Black Library App

Vor ein paar Wochen veröffentlichte Games Workshop ein großes Update für Black Library. Hier handelt es sich um den hausinternen Verlag, unter dem Hunderte Bücher zu »Warhammer 40k«, »The Horus Heresy« oder den Fantasy-Welten von Warhammer veröffentlicht wurden und werden. Bisher war es so, dass man sich die Bücher, hauptsächlich die E-Books, auf deren Webseite kaufen konnte und eine EPUB-Datei erhielt. Diese konnte man auf der App oder einem Gerät der Wahl lesen. Diese Zeiten sind nun allerdings vorbei. Mit dem großen Update und der kompletten Überarbeitung des Angebots gibt es das nicht mehr. Auf der Webseite kann man sich nur mehr Leseproben herunterladen. Alles andere macht man jedoch über die neue App.
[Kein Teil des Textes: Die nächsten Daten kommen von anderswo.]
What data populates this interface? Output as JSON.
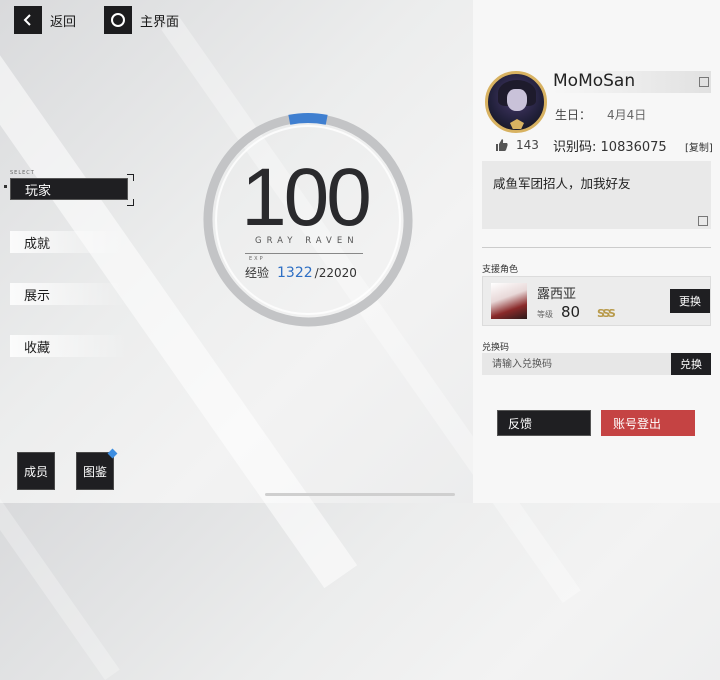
{
  "top": {
    "back_label": "返回",
    "home_label": "主界面"
  },
  "nav": {
    "tag": "SELECT",
    "items": [
      {
        "label": "玩家",
        "active": true
      },
      {
        "label": "成就",
        "active": false
      },
      {
        "label": "展示",
        "active": false
      },
      {
        "label": "收藏",
        "active": false
      }
    ]
  },
  "bottom": {
    "members_label": "成员",
    "atlas_label": "图鉴"
  },
  "level": {
    "value": "100",
    "subtitle": "GRAY RAVEN",
    "exp_tag": "EXP",
    "exp_label": "经验",
    "exp_current": "1322",
    "exp_max": "/22020",
    "exp_fraction": 0.06
  },
  "profile": {
    "name": "MoMoSan",
    "birthday_label": "生日：",
    "birthday_value": "4月4日",
    "likes": "143",
    "uid_label": "识别码:",
    "uid_value": "10836075",
    "copy_label": "[复制]",
    "signature": "咸鱼军团招人，加我好友",
    "support_section": "支援角色",
    "support_name": "露西亚",
    "support_level_label": "等级",
    "support_level": "80",
    "support_rank": "SSS",
    "change_label": "更换",
    "code_section": "兑换码",
    "code_placeholder": "请输入兑换码",
    "redeem_label": "兑换",
    "feedback_label": "反馈",
    "logout_label": "账号登出"
  },
  "colors": {
    "accent_blue": "#3f7fd0",
    "logout_red": "#c54343",
    "dark_button": "#1f1f22"
  }
}
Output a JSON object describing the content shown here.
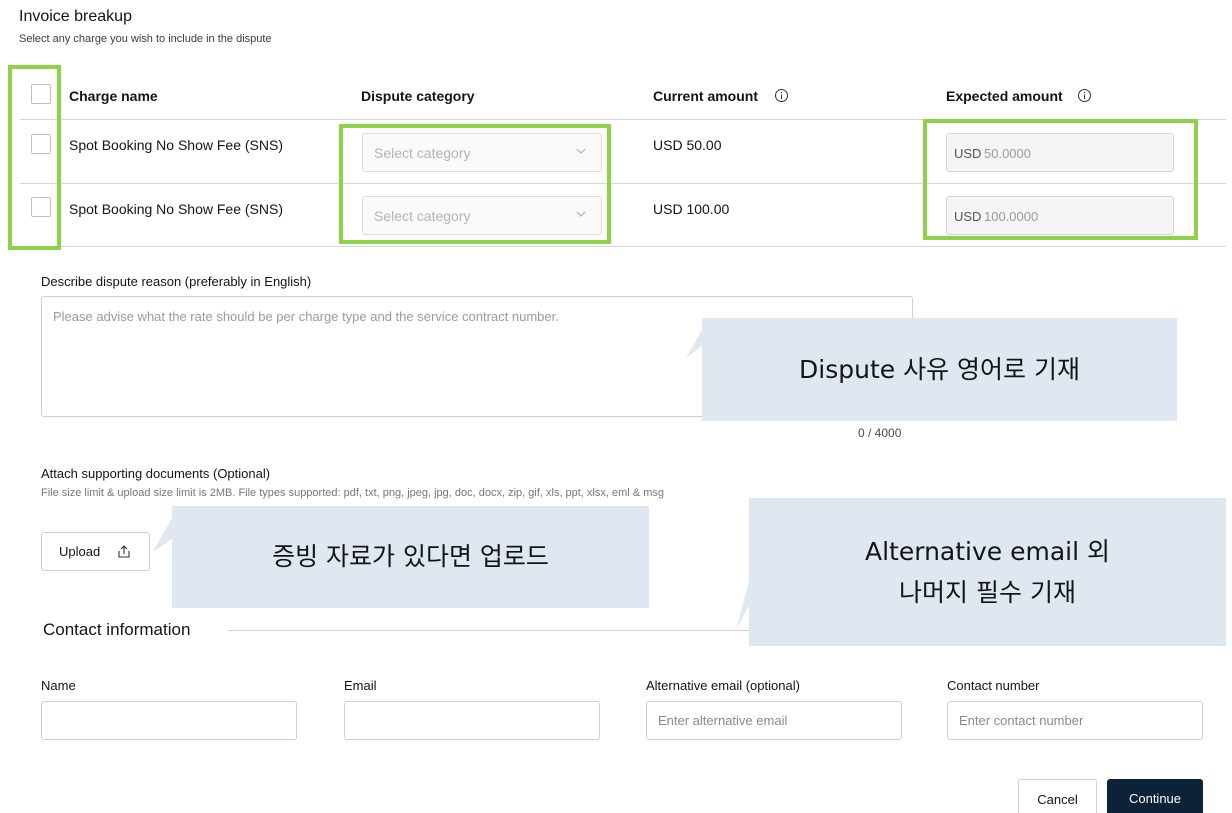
{
  "header": {
    "title": "Invoice breakup",
    "subtitle": "Select any charge you wish to include in the dispute"
  },
  "table": {
    "columns": {
      "charge_name": "Charge name",
      "dispute_category": "Dispute category",
      "current_amount": "Current amount",
      "expected_amount": "Expected amount"
    },
    "rows": [
      {
        "charge_name": "Spot Booking No Show Fee (SNS)",
        "category_placeholder": "Select category",
        "current_amount": "USD 50.00",
        "expected_currency": "USD",
        "expected_value": "50.0000"
      },
      {
        "charge_name": "Spot Booking No Show Fee (SNS)",
        "category_placeholder": "Select category",
        "current_amount": "USD 100.00",
        "expected_currency": "USD",
        "expected_value": "100.0000"
      }
    ]
  },
  "reason": {
    "label": "Describe dispute reason (preferably in English)",
    "placeholder": "Please advise what the rate should be per charge type and the service contract number.",
    "counter": "0 / 4000"
  },
  "attachments": {
    "label": "Attach supporting documents (Optional)",
    "note": "File size limit & upload size limit is 2MB. File types supported: pdf, txt, png, jpeg, jpg, doc, docx, zip, gif, xls, ppt, xlsx, eml & msg",
    "upload_label": "Upload"
  },
  "contact": {
    "section_title": "Contact information",
    "name_label": "Name",
    "email_label": "Email",
    "alt_email_label": "Alternative email (optional)",
    "alt_email_placeholder": "Enter alternative email",
    "contact_number_label": "Contact number",
    "contact_number_placeholder": "Enter contact number"
  },
  "actions": {
    "cancel_label": "Cancel",
    "continue_label": "Continue"
  },
  "callouts": {
    "reason_note": "Dispute 사유 영어로 기재",
    "upload_note": "증빙 자료가 있다면 업로드",
    "contact_note_line1": "Alternative email 외",
    "contact_note_line2": "나머지 필수 기재"
  },
  "icons": {
    "info": "info-icon",
    "chevron": "chevron-down-icon",
    "upload": "upload-icon"
  },
  "colors": {
    "highlight": "#8ed24a",
    "callout": "#dfe7f1",
    "primary_button": "#0b2239"
  }
}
Das heißt: keine EPUBs, keine Offline-Bibliothek und kein eigenes Verwalten der Bücher. Was sich Games Workshop davon verspricht, ist mir nicht ganz klar. Denn dadurch, dass man sich die Dateien herunterladen und frei verwalten konnte, hatten sie ein Alleinstellungsmerkmal. Kein lästiges DRM oder sonstiger Blödsinn, der es Käufer*innen digitaler Inhalte dieser Tage sehr schwer macht. Aber man will ja nicht von vornherein negativ sein. Vielleicht ist die neue App und Herangehensweise gar nicht so schlecht. Es ist natürlich sehr schade, dass man die Dateien nicht mehr bekommt und gezwungen ist, die offizielle App zum Lesen der Bücher zu verwenden. Das ist ein großer Einschnitt. Warum man die Dateien nicht mehr bekommt, ist nicht ganz nachvollziehbar. Vielleicht möchten sie Piraterie einschränken. Ich glaube jedoch nicht, dass sie dies erreichen, indem sie mehr Einschränkungen einführen. Vielleicht kommt noch ein Abo-Modell à la Kindle Unlimited, was ich äußerst sympathisch fände.

Ich habe mir bisher die wenigen Bücher von Black Library, die ich gelesen habe, als physisches Medium gekauft. Aber seit ich den Boox-E-Reader habe, lese ich sehr viel mehr auf dem tollen kleinen Gerät. Natürlich musste ich mir auch die neue Black-Library-App darauf installieren und sehen, ob die etwas taugt.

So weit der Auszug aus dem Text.